Zadie Smith nunca había escrito una novela en primera persona. “Desconfiaba de ese recurso. Pero descubrí que la narración sigue rondando en torno a la subjetividad de cada personaje. Una vez que dejé de sentir que debía controlarlo, todo se movió rápido. Muy rápido”, le contó a su amigo Jeffrey Eugenides a fines de 2016. Por entonces se había publicado Swing Time en los países de habla inglesa. Recién ahora ésta, la quinta novela de Smith, se traduce al castellano. Mientras tanto, la escritora ya tiene libro nuevo: los ensayos incluidos en Feel free (Sentite libre). En los dos, aparece su interés por la danza; por ejemplo, retoma la confesión de Ginger Rogers cuando ya en sus últimos años observó que “Fred Astaire representa la artistocracia cuando baila y yo, el proletariado” o traza una elegía sobre el baile hipnótico de Michael Jackson. Lo que cambia en ambos textos es el foco. La luz, digamos. Y es que Tiempos de swing no sólo tiene que ver con el baile: es la historia donde Smith trabaja de manera más ajustadamente el vínculo entre lo luminoso y lo oscuro. Ese grado de intimidad no podía lograrse sino a través de un “yo”, que incluye algún matiz autobiográfico.

Todo comienza con la infancia de la protagonista y su amiga Tracey en los ochenta, las dos abriéndose paso en una academia de danza y canto barrial en Londres. Tracey se transforma en la mejor de su clase, cubierta de tules que su madre le compra en mercaditos baratos. La madre de la protagonista, afroamericana, no tiene tiempo para esas cosas: la maternidad le interesa poco y se la pasa estudiando Sociología. Así que su hija usa unas zapatillas espantosas, baila poco y canta Gershwin junto al viejo pianista de la academia hasta que el padre, blanco, pasa a buscarla cuando ya no queda nadie. En casa de Tracey se puede jugar a las Barbies, tomar helado y mirar tele. En la casa propia se apuesta por una dieta a base de semillas y se lee Marx. Tracey vive con su madre porque el padre, según la nena, es uno de los principales bailarines de Michael Jackson. “A decir verdad, esa historia era para mí absolutamente cierta y evidentemente falsa, y tal vez sólo los niños son capaces de conciliar esta clase de ambivalencias”, cuenta esta chica, de quien nunca se sabrá el nombre. 

A los 23 años la protagonista de Tiempos de swing (un título que evoca aquella mítica película de 1934 donde brilla la dupla Rogers-Astaire) se transforma en asistenta full time de Aimee, una cantante pop cuyo poster Tracey tenía colgado en su habitación junto a Prince, Madonna y James Brown. Con el tiempo, las amigas se pierden de vista. A la vez, la protagonista ve cómo su madre inicia una fulgurante carrera política en defensa de los derechos interraciales, separada ya del padre. Esta primera parte del libro tiene todo el encanto –y el contraluz– de textos anteriores de Smith como NW London, donde también hay dos personajes femeninos surgidos de un suburbio; Leah, una chica que se queda en su barrio con su novio argelino y Natalie, que se muda para convertirse en abogada prestigiosa.

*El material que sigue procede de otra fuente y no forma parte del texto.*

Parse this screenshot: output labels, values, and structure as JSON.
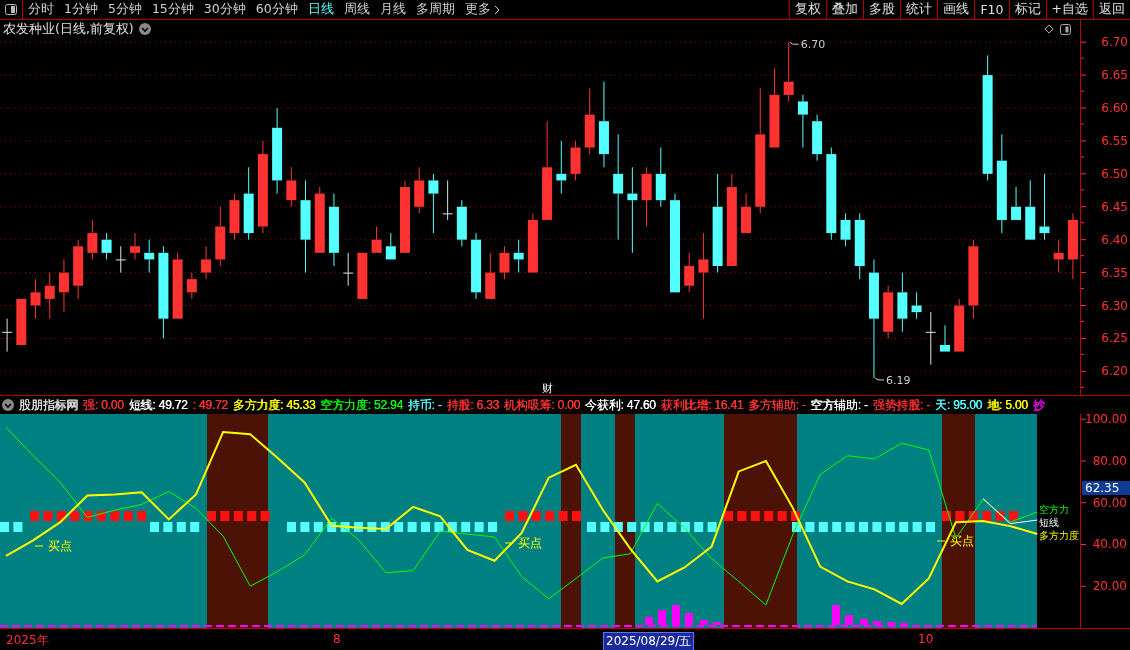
{
  "toolbar": {
    "periods": [
      {
        "label": "分时",
        "selected": false
      },
      {
        "label": "1分钟",
        "selected": false
      },
      {
        "label": "5分钟",
        "selected": false
      },
      {
        "label": "15分钟",
        "selected": false
      },
      {
        "label": "30分钟",
        "selected": false
      },
      {
        "label": "60分钟",
        "selected": false
      },
      {
        "label": "日线",
        "selected": true
      },
      {
        "label": "周线",
        "selected": false
      },
      {
        "label": "月线",
        "selected": false
      },
      {
        "label": "多周期",
        "selected": false
      },
      {
        "label": "更多",
        "selected": false
      }
    ],
    "buttons": [
      "复权",
      "叠加",
      "多股",
      "统计",
      "画线",
      "F10",
      "标记",
      "+自选",
      "返回"
    ]
  },
  "price_chart": {
    "title": "农发种业(日线,前复权)",
    "marker": "财",
    "chart_data": {
      "type": "candlestick",
      "categories": [
        null,
        null,
        null,
        null,
        null,
        null,
        null,
        null,
        null,
        null,
        null,
        null,
        null,
        null,
        null,
        null,
        null,
        null,
        null,
        null,
        null,
        null,
        null,
        null,
        null,
        null,
        null,
        null,
        null,
        null,
        null,
        null,
        null,
        null,
        null,
        null,
        null,
        null,
        null,
        null,
        null,
        null,
        null,
        null,
        null,
        null,
        null,
        null,
        null,
        null,
        null,
        null,
        null,
        null,
        null,
        null,
        null,
        null,
        null,
        null,
        null,
        null,
        null,
        null,
        null,
        null,
        null,
        null,
        null,
        null,
        null,
        null,
        null,
        null,
        null,
        null
      ],
      "ohlc": [
        [
          6.26,
          6.28,
          6.23,
          6.26
        ],
        [
          6.24,
          6.31,
          6.24,
          6.31
        ],
        [
          6.3,
          6.34,
          6.28,
          6.32
        ],
        [
          6.31,
          6.35,
          6.28,
          6.33
        ],
        [
          6.32,
          6.37,
          6.29,
          6.35
        ],
        [
          6.33,
          6.4,
          6.31,
          6.39
        ],
        [
          6.38,
          6.43,
          6.37,
          6.41
        ],
        [
          6.4,
          6.41,
          6.37,
          6.38
        ],
        [
          6.37,
          6.39,
          6.35,
          6.37
        ],
        [
          6.38,
          6.41,
          6.37,
          6.39
        ],
        [
          6.38,
          6.4,
          6.35,
          6.37
        ],
        [
          6.38,
          6.39,
          6.25,
          6.28
        ],
        [
          6.28,
          6.38,
          6.28,
          6.37
        ],
        [
          6.32,
          6.35,
          6.31,
          6.34
        ],
        [
          6.35,
          6.39,
          6.34,
          6.37
        ],
        [
          6.37,
          6.45,
          6.36,
          6.42
        ],
        [
          6.41,
          6.47,
          6.4,
          6.46
        ],
        [
          6.47,
          6.51,
          6.4,
          6.41
        ],
        [
          6.42,
          6.55,
          6.41,
          6.53
        ],
        [
          6.57,
          6.6,
          6.47,
          6.49
        ],
        [
          6.46,
          6.51,
          6.45,
          6.49
        ],
        [
          6.46,
          6.49,
          6.35,
          6.4
        ],
        [
          6.38,
          6.48,
          6.38,
          6.47
        ],
        [
          6.45,
          6.47,
          6.36,
          6.38
        ],
        [
          6.35,
          6.38,
          6.33,
          6.35
        ],
        [
          6.31,
          6.38,
          6.31,
          6.38
        ],
        [
          6.38,
          6.42,
          6.38,
          6.4
        ],
        [
          6.39,
          6.41,
          6.37,
          6.37
        ],
        [
          6.38,
          6.49,
          6.38,
          6.48
        ],
        [
          6.45,
          6.51,
          6.44,
          6.49
        ],
        [
          6.49,
          6.5,
          6.41,
          6.47
        ],
        [
          6.44,
          6.49,
          6.43,
          6.44
        ],
        [
          6.45,
          6.46,
          6.39,
          6.4
        ],
        [
          6.4,
          6.41,
          6.31,
          6.32
        ],
        [
          6.31,
          6.38,
          6.31,
          6.35
        ],
        [
          6.35,
          6.39,
          6.34,
          6.38
        ],
        [
          6.38,
          6.4,
          6.35,
          6.37
        ],
        [
          6.35,
          6.44,
          6.35,
          6.43
        ],
        [
          6.43,
          6.58,
          6.43,
          6.51
        ],
        [
          6.5,
          6.55,
          6.47,
          6.49
        ],
        [
          6.5,
          6.55,
          6.49,
          6.54
        ],
        [
          6.54,
          6.63,
          6.53,
          6.59
        ],
        [
          6.58,
          6.64,
          6.51,
          6.53
        ],
        [
          6.5,
          6.56,
          6.4,
          6.47
        ],
        [
          6.47,
          6.51,
          6.38,
          6.46
        ],
        [
          6.46,
          6.51,
          6.42,
          6.5
        ],
        [
          6.5,
          6.54,
          6.45,
          6.46
        ],
        [
          6.46,
          6.47,
          6.32,
          6.32
        ],
        [
          6.33,
          6.38,
          6.32,
          6.36
        ],
        [
          6.35,
          6.41,
          6.28,
          6.37
        ],
        [
          6.45,
          6.5,
          6.35,
          6.36
        ],
        [
          6.36,
          6.5,
          6.36,
          6.48
        ],
        [
          6.41,
          6.47,
          6.41,
          6.45
        ],
        [
          6.45,
          6.63,
          6.44,
          6.56
        ],
        [
          6.54,
          6.66,
          6.54,
          6.62
        ],
        [
          6.62,
          6.7,
          6.61,
          6.64
        ],
        [
          6.61,
          6.62,
          6.54,
          6.59
        ],
        [
          6.58,
          6.59,
          6.52,
          6.53
        ],
        [
          6.53,
          6.54,
          6.4,
          6.41
        ],
        [
          6.43,
          6.44,
          6.39,
          6.4
        ],
        [
          6.43,
          6.44,
          6.34,
          6.36
        ],
        [
          6.35,
          6.37,
          6.19,
          6.28
        ],
        [
          6.26,
          6.33,
          6.25,
          6.32
        ],
        [
          6.32,
          6.35,
          6.26,
          6.28
        ],
        [
          6.3,
          6.32,
          6.28,
          6.29
        ],
        [
          6.26,
          6.29,
          6.21,
          6.26
        ],
        [
          6.24,
          6.27,
          6.23,
          6.23
        ],
        [
          6.23,
          6.31,
          6.23,
          6.3
        ],
        [
          6.3,
          6.4,
          6.28,
          6.39
        ],
        [
          6.65,
          6.68,
          6.49,
          6.5
        ],
        [
          6.52,
          6.56,
          6.41,
          6.43
        ],
        [
          6.45,
          6.48,
          6.43,
          6.43
        ],
        [
          6.45,
          6.49,
          6.4,
          6.4
        ],
        [
          6.42,
          6.5,
          6.4,
          6.41
        ],
        [
          6.37,
          6.4,
          6.35,
          6.38
        ],
        [
          6.37,
          6.44,
          6.34,
          6.43
        ]
      ],
      "ylim": [
        6.161,
        6.736
      ],
      "grid": true,
      "yticks": [
        {
          "value": 6.7,
          "label": "6.70"
        },
        {
          "value": 6.65,
          "label": "6.65"
        },
        {
          "value": 6.6,
          "label": "6.60"
        },
        {
          "value": 6.55,
          "label": "6.55"
        },
        {
          "value": 6.5,
          "label": "6.50"
        },
        {
          "value": 6.45,
          "label": "6.45"
        },
        {
          "value": 6.4,
          "label": "6.40"
        },
        {
          "value": 6.35,
          "label": "6.35"
        },
        {
          "value": 6.3,
          "label": "6.30"
        },
        {
          "value": 6.25,
          "label": "6.25"
        },
        {
          "value": 6.2,
          "label": "6.20"
        }
      ]
    },
    "high_label": "6.70",
    "low_label": "6.19"
  },
  "indicator": {
    "name": "股朋指标网",
    "items": [
      {
        "text": "强: 0.00",
        "color": "#ff3232"
      },
      {
        "text": "短线: 49.72",
        "color": "#ffffff"
      },
      {
        "text": ": 49.72",
        "color": "#ff3232"
      },
      {
        "text": "多方力度: 45.33",
        "color": "#ffff00"
      },
      {
        "text": "空方力度: 52.94",
        "color": "#00ff00"
      },
      {
        "text": "持币: -",
        "color": "#54ffff"
      },
      {
        "text": "持股: 6.33",
        "color": "#ff3232"
      },
      {
        "text": "机构吸筹: 0.00",
        "color": "#ff3232"
      },
      {
        "text": "今获利: 47.60",
        "color": "#ffffff"
      },
      {
        "text": "获利比增: 16.41",
        "color": "#ff3232"
      },
      {
        "text": "多方辅助: -",
        "color": "#ff3232"
      },
      {
        "text": "空方辅助: -",
        "color": "#ffffff"
      },
      {
        "text": "强势持股: -",
        "color": "#ff3232"
      },
      {
        "text": "天: 95.00",
        "color": "#54ffff"
      },
      {
        "text": "地: 5.00",
        "color": "#ffff00"
      },
      {
        "text": "抄",
        "color": "#ff00ff"
      }
    ],
    "chart_data": {
      "type": "line",
      "ylim": [
        0,
        102.5
      ],
      "legend": "right",
      "yticks": [
        {
          "value": 100,
          "label": "100.00"
        },
        {
          "value": 80,
          "label": "80.00"
        },
        {
          "value": 60,
          "label": "60.00"
        },
        {
          "value": 40,
          "label": "40.00"
        },
        {
          "value": 20,
          "label": "20.00"
        }
      ],
      "series": [
        {
          "name": "多方力度",
          "color": "#ffff00",
          "values": [
            34.6,
            42,
            50.7,
            63.5,
            64,
            65,
            52,
            64,
            93.9,
            92.8,
            81.5,
            69.7,
            49,
            48,
            47.4,
            58,
            53.5,
            37.4,
            32.2,
            45.5,
            72,
            78.2,
            56.4,
            38,
            22.3,
            29,
            39,
            75,
            80,
            57.3,
            29.4,
            22.3,
            18.5,
            11.5,
            23.7,
            50.7,
            51.2,
            48.8,
            45
          ]
        },
        {
          "name": "空方力",
          "color": "#00ff00",
          "values": [
            96.2,
            82.5,
            69.7,
            53,
            56.4,
            59.2,
            65.4,
            57.3,
            44,
            20,
            27,
            35,
            52.6,
            42.2,
            26.5,
            27.5,
            46.4,
            45,
            43.6,
            24.6,
            14,
            23.7,
            33.6,
            35.5,
            59.7,
            47.9,
            33.2,
            22.3,
            11,
            45,
            73.5,
            82.5,
            81,
            88.5,
            85.3,
            43,
            61.6,
            50.7,
            55.5
          ]
        },
        {
          "name": "短线",
          "color": "#ffffff",
          "values": [
            null,
            null,
            null,
            null,
            null,
            null,
            null,
            null,
            null,
            null,
            null,
            null,
            null,
            null,
            null,
            null,
            null,
            null,
            null,
            null,
            null,
            null,
            null,
            null,
            null,
            null,
            null,
            null,
            null,
            null,
            null,
            null,
            null,
            null,
            null,
            null,
            62,
            50,
            51.7
          ]
        }
      ]
    },
    "current_value": "62.35",
    "buy_labels": [
      "买点",
      "买点",
      "买点"
    ]
  },
  "date_axis": [
    {
      "label": "2025年",
      "selected": false
    },
    {
      "label": "8",
      "selected": false
    },
    {
      "label": "2025/08/29/五",
      "selected": true
    },
    {
      "label": "10",
      "selected": false
    }
  ]
}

Lejos de su origen, la protagonista se instala en Nueva York para seguir los caprichos de Aimee noche y día. De vez en cuando vuelve a visitar a la madre a Londres y así se entera si por la zona anda Louie, el padre de Tracey, un jamaiquino que no es bailarín de Michael Jackson sino apenas un ladrón que pasa temporadas en cárcel por negro y reincidente. 

Aimee, que ya está a punto de dejar de ser una joven estrella para ser una cantante del montón, decide que los focos se posen en ella abriendo una caritativa escuela en algún lugar de África que no se menciona. Ahí la protagonista visitará una celda de esclavos donde probablemente estuvieron sus ancestros. Y se enamorará de un africano de cuerpo hermoso e inteligencia anodina de quien Aimee se considera dueña. Las cosas no terminan bien. 

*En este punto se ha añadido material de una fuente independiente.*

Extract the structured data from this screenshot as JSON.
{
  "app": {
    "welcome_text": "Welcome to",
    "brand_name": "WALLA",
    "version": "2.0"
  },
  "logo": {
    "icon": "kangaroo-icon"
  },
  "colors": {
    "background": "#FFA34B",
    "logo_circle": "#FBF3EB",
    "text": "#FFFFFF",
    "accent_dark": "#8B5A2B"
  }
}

Cuando el vendaval haya pasado, la protagonista se encontrará mirando Swing Time en un cine cercano al Támesis. Astaire siempre es étereo y Ginger sabe cómo volver con elegante firmeza al piso. De ahí la frase sobre su pertenencia al proletariado, que Smith retoma en la novela y en Feel free, su segundo libro de ensayos tras Cambiar de idea, publicado en 2009. Swing Times es, además, una de los tantos videocassettes que la protagonista miraba junto a Tracey. De ella se sabe que tuvo un éxito discreto en Piccadilly Circus antes de llenarse de hijos y volver al monoblock. A la protagonista no le va mejor tras perder el trabajo que le había consumido la vida. “Yo siempre había intentado arrimarme a la luz de los otros y nunca había brillado con luz propia. Mirando Swing Time sentí alegría. Pero también me vi a mí misma como una especie de sombra”, revela entonces.

De origen birracial (madre jamaiquina, padre inglés) Smith es una escritora consagradísima, que vive entre Londres y Nueva York como la protagonista de la novela, con su marido y sus dos hijos. Para ella también la amistad es importante. En una entrevista reciente afirmó que se trata de uno de los anclajes que le permiten tener una vida entre continentes; de hecho, un fragmento del libro homenajea a dos amigos suyos, el novelista Darryl Pinckney y el poeta James Fenton. Ellos le han dicho que la narrativa se asemeja a un camino pues quien escribe desea llegar a un lugar mientras que la poesía es más bien una danza, que goza con el mero desplazamiento. Ese gesto poético atraviesa Tiempos de Swing, donde lo que importa es el tránsito más que el punto de llegada. En el medio, lo luminoso y lo sombrío trazan su propia coreografía.